In early August of last year, after a fugitive violently thrust Pena from his shop and barricaded himself inside, a SWAT team from the City of Los Angeles fired more than 30 rounds of tear gas canisters over the course of 13 hours. When the government entered the building, the officers found their target had escaped. Left inside was a shop that was a shell of itself, with Pena’s inventory ruined and the bulk of his equipment unusable.

Pena didn’t fault the city for attempting to subdue an allegedly dangerous person. But he objected to what came next: The government refused his requests for compensation, strapping him with expenses that exceed $60,000 and a situation that has cost him tens of thousands of dollars in revenue, as he has been resigned to working at a much-reduced capacity out of his garage, according to a lawsuit he filed this month in the U.S. District Court for the Central District of California.

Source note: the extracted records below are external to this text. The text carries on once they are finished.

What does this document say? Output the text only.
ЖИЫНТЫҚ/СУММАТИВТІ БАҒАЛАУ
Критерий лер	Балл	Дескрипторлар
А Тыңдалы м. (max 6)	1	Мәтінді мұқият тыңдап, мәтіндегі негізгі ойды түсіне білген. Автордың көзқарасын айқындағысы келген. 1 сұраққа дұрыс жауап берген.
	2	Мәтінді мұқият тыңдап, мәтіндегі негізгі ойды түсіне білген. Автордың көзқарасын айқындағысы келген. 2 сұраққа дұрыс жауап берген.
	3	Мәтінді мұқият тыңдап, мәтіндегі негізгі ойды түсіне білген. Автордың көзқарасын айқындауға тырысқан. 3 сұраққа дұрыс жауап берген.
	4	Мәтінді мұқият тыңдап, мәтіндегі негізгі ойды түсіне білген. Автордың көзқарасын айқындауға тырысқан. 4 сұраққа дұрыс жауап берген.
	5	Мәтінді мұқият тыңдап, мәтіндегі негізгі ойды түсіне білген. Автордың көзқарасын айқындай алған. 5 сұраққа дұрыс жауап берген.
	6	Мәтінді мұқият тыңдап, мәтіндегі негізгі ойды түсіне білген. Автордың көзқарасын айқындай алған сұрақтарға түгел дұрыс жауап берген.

“Apprehending a dangerous fugitive is in the public interest,” the suit notes. “The cost of apprehending such fugitives should be borne by the public, and not by an unlucky and entirely innocent property owner.”

Pena is not the first such property owner to see his life destroyed and be left picking up the pieces. Insurance policies often have disclaimers that they do not cover damage caused by the government. But governments sometimes refuse to pay for such repairs, buttressed by jurisprudence from various federal courts which have ruled that actions taken under “police powers” are not subject to the Takings Clause of the Fifth Amendment.

That’s what happened to the Lech family in Greenwood Village, Colorado, after cops destroyed their residence while in pursuit of a suspected shoplifter, unrelated to the family, who forced himself inside their house. The $580,000 home was rendered unlivable and had to be demolished; the government gave them a cool $5,000.